Le dépôt
144 -ZOOM BOSQUET
Alain Bosquet (1919-1998), poète de l'exil, du doute et du langage. Né à Odessa, ayant vécu en Belgique puis aux États-Unis avant de s'installer en France, il a traversé le siècle avec une conscience aiguë de la fragilité de l'être.

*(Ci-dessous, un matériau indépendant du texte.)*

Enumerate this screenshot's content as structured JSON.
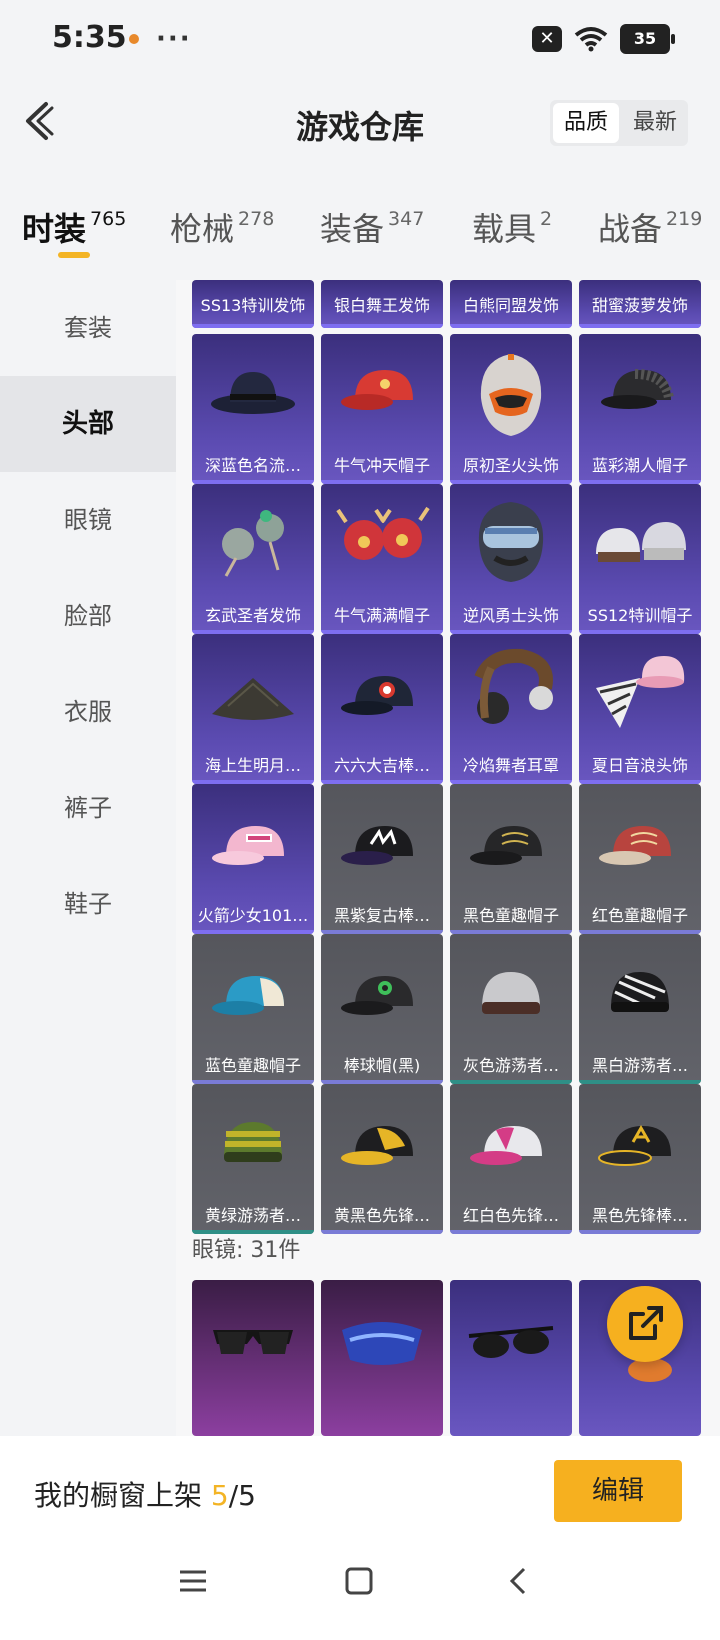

Sa poésie, d'abord marquée par le surréalisme, s'est épurée pour devenir une interrogation constante sur le pouvoir et les limites des mots.
I. Je ne suis pas d'ici
Je ne suis pas d'ici.
Je suis d'un peu plus loin.
Mon pays est une ombre où le soleil se cache,
Une terre de vent où l'on n'a pas besoin
De planter des drapeaux ou de couper des racines.
Je parle une langue qui s'invente en marchant,
Avec des mots de pluie et des voyelles de givre.
Je n'ai pas de maison, j'ai le ciel pour penchant,
Et la soif de l'exil pour seule façon de vivre.
Source : Alain Bosquet, Je ne suis pas d'ici, Éditions Gallimard
II. Le Doute
Le doute est mon pain, le doute est mon vin.
Je regarde ma main et je ne sais plus
Si c'est ma main qui écrit ou le destin
Qui dessine des signes sur le papier nu.
Le monde est une image qui se déchire
Dès qu'on essaie de la nommer trop fort.
Il faut savoir se taire ou savoir mentir
Pour ne pas réveiller l'ombre de la mort.
Source : Sélection de poèmes, Le Printemps des Poètes
III. La Parole
Le mot « oiseau » ne sait pas voler.
Le mot « feu » ne brûle pas les doigts.
Nous passons notre vie à essayer de coller
Des étiquettes de papier sur le froid.
Mais la vérité est ailleurs, dans le cri
De l'animal qui meurt sans rien demander,
Ou dans le silence blanc de celui qui écrit
Et qui voit sa mémoire s'effondrer.
Source : Alain Bosquet, Paroles de poète, Archives INA / Gallimard
IV. L'Exil
On n'emporte jamais sa terre à sa semelle.
On n'emporte que le bruit du vent dans les arbres,
Et l'odeur du café, et la voix fraternelle
Qui s'éteint doucement sous un ciel de marbre.
L'exil n'est pas un lieu, c'est un état d'esprit,
Une façon de regarder le monde de travers,
Comme si chaque ville était un livre écrit
Dans une langue étrange dont on ignore les vers.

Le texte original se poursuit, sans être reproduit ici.